Mogelijke Complicaties
Zoals bij elke medische ingreep zijn er ook bij PVI mogelijke complicaties. Deze kunnen tijdens of na de operatie optreden.
Complicaties tijdens de operatie
Een enkele keer ontstaat tijdens de operatie een complicatie, bijvoorbeeld een bloeding. Zo'n complicatie kan soms niet verholpen worden via de kijkoperatie. Dan is alsnog een grotere operatie nodig.
Complicaties na de operatie
Complicaties die na de operatie kunnen optreden zijn: - Nabloedingen - Koorts en/of infecties (o.a. longontsteking, longholte-ontsteking) - Vocht in het hartzakje - Longproblemen (o.a. klaplong) - Hartritme- en geleidingsstoornissen (inclusief pacemaker)
De patiënt kan de eerste maanden na de behandeling nog steeds ritmestoornissen voelen. Het hartweefsel moet zich nog aanpassen.
Conclusie
Pulmonaal Venen Isolatie is een effectieve behandeling voor patiënten met boezemfibrilleren die niet goed reageren op medicatie of bij wie medicatie bijwerkingen geeft. De behandeling kan op verschillende manieren worden uitgevoerd, via katheterablatie of een chirurgische ingreep via kijkoperatie. Hoewel de behandeling over het algemeen succesvol is, bestaat er een kans op terugkeren van boezemfibrilleren. Ook zijn er mogelijke complicaties, hoewel deze relatief zeldzaam zijn.

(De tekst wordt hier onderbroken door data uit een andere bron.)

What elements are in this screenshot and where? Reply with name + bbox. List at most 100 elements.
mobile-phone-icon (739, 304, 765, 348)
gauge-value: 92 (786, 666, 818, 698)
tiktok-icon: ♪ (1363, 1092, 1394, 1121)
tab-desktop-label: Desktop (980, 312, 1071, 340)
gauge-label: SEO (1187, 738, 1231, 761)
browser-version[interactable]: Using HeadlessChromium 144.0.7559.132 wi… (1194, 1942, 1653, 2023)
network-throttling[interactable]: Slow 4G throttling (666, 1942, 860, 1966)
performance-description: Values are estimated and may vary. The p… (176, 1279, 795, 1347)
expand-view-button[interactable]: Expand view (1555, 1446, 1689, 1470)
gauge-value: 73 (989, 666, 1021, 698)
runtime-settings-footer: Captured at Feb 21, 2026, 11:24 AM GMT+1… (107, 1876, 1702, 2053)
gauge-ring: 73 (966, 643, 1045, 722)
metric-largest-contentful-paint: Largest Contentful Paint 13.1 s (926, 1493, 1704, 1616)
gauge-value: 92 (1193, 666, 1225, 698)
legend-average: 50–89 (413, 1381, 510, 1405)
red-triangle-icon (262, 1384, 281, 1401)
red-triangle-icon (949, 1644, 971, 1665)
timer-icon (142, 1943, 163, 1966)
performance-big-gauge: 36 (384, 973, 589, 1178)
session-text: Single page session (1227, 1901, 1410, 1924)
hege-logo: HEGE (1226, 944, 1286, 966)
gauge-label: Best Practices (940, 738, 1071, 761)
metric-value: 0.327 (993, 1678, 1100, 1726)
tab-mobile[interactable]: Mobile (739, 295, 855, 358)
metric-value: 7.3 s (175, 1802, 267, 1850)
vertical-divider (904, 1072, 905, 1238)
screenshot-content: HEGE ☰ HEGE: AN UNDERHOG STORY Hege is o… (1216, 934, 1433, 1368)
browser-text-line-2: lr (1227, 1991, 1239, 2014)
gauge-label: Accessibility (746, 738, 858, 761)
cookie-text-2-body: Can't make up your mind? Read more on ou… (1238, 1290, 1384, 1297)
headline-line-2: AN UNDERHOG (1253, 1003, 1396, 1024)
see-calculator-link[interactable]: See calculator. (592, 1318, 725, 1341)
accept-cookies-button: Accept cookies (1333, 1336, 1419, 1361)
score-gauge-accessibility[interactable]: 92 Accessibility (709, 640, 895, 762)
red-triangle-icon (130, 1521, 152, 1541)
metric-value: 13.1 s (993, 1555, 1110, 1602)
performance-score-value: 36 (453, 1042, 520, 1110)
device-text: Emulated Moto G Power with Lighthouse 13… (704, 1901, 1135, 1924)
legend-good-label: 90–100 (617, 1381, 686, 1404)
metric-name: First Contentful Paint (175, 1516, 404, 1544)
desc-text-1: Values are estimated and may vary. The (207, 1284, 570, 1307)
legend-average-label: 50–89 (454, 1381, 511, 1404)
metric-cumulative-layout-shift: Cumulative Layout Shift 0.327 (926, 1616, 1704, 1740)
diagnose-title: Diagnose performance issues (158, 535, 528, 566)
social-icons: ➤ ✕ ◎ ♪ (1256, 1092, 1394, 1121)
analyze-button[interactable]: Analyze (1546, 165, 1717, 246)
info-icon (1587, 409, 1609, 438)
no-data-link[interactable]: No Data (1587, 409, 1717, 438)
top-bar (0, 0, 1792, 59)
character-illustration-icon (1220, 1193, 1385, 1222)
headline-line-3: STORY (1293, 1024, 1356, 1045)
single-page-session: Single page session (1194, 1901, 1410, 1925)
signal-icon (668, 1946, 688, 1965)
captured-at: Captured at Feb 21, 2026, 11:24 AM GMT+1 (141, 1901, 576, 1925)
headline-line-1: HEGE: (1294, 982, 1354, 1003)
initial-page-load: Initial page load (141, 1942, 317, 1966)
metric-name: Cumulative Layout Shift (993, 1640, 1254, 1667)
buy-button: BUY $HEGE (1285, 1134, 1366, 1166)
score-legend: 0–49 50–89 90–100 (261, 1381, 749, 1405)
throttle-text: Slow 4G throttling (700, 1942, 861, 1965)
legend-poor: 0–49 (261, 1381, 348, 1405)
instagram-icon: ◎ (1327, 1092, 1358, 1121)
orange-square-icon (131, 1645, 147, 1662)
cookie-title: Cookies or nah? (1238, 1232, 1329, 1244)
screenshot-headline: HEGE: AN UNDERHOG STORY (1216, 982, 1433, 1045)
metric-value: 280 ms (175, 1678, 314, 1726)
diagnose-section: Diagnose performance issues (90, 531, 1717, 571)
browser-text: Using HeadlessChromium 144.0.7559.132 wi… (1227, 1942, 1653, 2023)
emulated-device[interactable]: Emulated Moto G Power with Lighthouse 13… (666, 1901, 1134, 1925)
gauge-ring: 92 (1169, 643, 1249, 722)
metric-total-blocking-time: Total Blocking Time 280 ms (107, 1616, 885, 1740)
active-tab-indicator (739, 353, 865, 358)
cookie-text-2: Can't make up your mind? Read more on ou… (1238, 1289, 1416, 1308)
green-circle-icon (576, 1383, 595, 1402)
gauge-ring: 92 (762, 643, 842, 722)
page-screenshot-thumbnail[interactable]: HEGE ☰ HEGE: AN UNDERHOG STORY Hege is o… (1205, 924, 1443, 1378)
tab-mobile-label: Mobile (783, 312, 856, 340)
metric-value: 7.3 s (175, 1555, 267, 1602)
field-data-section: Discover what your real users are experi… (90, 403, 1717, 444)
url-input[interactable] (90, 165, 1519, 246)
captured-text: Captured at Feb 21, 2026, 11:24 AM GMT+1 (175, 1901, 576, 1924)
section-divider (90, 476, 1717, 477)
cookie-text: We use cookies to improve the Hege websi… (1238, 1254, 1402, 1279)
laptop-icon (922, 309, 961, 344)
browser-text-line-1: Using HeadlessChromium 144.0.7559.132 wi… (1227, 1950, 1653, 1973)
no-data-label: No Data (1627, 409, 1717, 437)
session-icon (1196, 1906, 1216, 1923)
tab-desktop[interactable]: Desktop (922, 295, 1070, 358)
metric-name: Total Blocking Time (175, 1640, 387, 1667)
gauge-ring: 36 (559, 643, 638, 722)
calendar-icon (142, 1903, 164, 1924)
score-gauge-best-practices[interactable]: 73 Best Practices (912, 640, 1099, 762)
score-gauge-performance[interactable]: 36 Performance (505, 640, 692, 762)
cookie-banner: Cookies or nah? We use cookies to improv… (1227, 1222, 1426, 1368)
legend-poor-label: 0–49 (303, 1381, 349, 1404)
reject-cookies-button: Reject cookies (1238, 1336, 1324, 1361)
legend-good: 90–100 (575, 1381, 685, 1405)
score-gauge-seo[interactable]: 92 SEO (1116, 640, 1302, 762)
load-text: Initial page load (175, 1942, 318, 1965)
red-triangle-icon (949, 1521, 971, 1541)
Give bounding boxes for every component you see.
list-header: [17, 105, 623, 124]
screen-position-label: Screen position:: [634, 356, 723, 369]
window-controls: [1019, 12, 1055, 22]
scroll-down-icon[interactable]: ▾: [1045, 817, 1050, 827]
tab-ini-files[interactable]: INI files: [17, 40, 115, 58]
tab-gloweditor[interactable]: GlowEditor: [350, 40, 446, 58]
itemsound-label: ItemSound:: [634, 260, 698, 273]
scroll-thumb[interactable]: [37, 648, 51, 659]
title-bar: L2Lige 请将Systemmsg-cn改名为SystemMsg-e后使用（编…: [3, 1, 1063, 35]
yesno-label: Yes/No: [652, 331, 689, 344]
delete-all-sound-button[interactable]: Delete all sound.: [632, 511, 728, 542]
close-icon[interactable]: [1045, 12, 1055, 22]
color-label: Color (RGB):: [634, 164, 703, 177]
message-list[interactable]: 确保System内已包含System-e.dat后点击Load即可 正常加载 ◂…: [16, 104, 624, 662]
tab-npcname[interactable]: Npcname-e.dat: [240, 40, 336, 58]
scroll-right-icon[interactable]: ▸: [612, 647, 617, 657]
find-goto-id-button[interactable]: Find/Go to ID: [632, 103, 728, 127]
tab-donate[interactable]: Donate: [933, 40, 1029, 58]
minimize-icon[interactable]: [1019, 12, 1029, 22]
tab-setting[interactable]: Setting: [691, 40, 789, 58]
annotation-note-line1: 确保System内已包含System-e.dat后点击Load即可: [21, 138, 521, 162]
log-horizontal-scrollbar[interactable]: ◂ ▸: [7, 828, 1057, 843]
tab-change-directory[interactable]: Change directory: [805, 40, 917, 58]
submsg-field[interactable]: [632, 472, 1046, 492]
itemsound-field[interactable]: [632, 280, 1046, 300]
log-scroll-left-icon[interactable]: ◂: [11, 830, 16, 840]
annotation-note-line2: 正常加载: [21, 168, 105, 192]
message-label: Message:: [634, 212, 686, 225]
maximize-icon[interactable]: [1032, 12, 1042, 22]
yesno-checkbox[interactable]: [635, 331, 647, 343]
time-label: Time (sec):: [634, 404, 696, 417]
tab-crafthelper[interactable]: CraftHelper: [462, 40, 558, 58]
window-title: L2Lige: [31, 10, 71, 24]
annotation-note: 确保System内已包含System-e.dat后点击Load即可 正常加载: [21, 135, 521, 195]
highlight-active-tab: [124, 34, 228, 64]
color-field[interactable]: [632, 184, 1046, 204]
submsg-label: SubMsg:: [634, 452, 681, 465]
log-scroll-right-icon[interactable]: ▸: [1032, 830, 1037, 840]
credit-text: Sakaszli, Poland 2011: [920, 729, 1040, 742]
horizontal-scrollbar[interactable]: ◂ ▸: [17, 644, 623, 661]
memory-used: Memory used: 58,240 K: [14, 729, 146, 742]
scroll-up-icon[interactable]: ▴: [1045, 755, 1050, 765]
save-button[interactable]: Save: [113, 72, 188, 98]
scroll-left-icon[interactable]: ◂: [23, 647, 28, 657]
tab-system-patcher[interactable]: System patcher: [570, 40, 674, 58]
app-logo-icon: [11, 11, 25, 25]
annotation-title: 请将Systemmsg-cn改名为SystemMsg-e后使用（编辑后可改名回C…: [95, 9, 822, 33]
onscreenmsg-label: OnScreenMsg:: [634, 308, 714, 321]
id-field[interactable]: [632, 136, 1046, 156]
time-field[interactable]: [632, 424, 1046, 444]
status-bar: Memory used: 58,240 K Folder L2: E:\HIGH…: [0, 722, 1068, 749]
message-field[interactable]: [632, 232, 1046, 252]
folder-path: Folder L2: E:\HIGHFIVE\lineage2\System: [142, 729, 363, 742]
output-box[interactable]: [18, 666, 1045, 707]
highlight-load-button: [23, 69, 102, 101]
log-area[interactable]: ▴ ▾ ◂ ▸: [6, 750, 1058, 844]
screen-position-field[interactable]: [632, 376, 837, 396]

De keuze voor de behandelmethode hangt af van verschillende factoren, waaronder de duur en ernst van de klachten, de leeftijd van de patiënt en de voorkeur van de behandelend arts. Het is belangrijk dat patiënten uitgebreid worden geïnformeerd over de mogelijkheden, risico's en verwachtingen van de behandeling.